Tracking and Goal Setting
The Simple website makes it incredibly easy to keep track of where you are spending your money. It’s similar to Mint, but whereas you can add all sorts of accounts to Mint.com, Simple is limited to your checking account. There is no reason why someone could not add Simple to their Mint account, but it would certainly create some overlap. Simple seems to cater to a group that wants one card to rule them all. If you currently use one debit card for purchases, you might be able wrap all of what you get from Mint from your Simple account. I’m a casual Mint user, so I’d advise anyone looking to make the jump to do a comparison of features most important to you and see if those are available with Simple.
Simple also allows for easy goal setting, be it a vacation or saving up for a new iPad 5. You can set a date, amount, reason for saving and how much will be ‘moved into your goal’ each day until you reach your target. Like everything on the website, setting this up is easy, although I never finalized a goal due to my consistently low balances as a result of juggling my Citibank and Simple bank accounts.

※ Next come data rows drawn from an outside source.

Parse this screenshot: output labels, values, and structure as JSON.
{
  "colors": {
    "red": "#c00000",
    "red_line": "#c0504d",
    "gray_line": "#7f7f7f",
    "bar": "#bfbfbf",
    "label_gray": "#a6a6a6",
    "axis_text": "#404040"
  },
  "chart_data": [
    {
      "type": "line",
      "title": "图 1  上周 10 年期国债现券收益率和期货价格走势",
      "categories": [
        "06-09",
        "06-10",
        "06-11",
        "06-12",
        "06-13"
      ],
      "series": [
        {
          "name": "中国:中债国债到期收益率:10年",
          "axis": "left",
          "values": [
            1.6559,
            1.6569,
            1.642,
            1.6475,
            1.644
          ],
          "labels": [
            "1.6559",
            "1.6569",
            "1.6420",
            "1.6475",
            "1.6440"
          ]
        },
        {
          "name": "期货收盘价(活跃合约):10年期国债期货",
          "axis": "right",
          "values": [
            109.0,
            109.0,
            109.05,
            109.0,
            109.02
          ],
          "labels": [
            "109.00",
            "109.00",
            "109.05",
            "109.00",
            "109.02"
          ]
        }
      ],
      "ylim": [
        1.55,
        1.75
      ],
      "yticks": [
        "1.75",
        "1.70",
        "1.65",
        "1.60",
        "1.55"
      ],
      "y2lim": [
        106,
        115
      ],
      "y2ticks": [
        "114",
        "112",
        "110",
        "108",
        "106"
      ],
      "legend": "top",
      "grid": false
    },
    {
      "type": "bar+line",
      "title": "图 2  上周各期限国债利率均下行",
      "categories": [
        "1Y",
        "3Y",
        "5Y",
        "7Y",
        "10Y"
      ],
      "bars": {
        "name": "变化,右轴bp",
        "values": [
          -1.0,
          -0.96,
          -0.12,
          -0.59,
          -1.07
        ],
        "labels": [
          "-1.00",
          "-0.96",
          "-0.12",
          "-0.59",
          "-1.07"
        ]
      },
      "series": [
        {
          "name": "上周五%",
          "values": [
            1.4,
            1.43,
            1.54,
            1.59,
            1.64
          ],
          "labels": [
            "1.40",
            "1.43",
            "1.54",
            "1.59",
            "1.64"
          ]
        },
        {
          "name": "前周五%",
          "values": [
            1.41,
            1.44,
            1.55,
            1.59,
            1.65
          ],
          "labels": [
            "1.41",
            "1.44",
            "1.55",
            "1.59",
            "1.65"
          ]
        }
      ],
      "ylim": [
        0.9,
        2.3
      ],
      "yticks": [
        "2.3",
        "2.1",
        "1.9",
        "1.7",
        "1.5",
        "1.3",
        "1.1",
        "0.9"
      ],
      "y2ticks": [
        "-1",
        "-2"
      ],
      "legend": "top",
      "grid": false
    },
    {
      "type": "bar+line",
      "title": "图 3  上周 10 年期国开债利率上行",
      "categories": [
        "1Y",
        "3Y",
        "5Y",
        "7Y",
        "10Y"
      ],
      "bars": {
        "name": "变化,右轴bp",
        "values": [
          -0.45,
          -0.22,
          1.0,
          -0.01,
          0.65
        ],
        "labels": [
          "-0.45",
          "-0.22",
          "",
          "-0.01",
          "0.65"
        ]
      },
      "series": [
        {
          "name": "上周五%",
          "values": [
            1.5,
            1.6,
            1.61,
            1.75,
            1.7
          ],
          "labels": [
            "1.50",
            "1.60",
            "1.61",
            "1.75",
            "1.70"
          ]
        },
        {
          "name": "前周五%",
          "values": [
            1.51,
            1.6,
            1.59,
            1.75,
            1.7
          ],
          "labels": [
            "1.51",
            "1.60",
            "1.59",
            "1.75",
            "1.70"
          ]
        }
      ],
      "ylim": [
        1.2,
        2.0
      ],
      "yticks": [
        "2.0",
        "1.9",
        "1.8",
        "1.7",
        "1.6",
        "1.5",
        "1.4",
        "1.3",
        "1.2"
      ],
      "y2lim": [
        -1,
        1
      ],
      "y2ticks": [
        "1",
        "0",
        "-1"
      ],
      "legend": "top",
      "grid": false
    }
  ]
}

- Your bank isn’t as cool as Simple.
- Great support
- Fantastic banking app
- Large number of support ATM’s
- Nice variety of budgeting, goal setting tools
- No local branches
- Growing pains have seen services go offline on occasion
- Transferring money takes 2 days minimum
- No rewards program
During the past two months, there was nothing about my banking with Simple that jumped out as a revolutionary. There was a certain level of difficulty with having to manage two bank accounts. I suppose that’s the challenge facing them, as most people feel a certain comfort level of having a local branch.
For someone looking to go all in with Simple, they offer a nice myriad of budget tools that rival Mint, the popular finance tracking service. In order to take full advantage of their budget tools, you’ll need to commit to the Simple Visa debit card, thus giving up any rewards programs. Simple excels at improving your online and app based banking. Throughout my two months, I had such an appreciation for how they manage to reduce the clutter and provide information that I needed and fast. I can say unequivocally that Simple provides for a truly pleasurable banking experience that was unmatched by my old, traditional bank.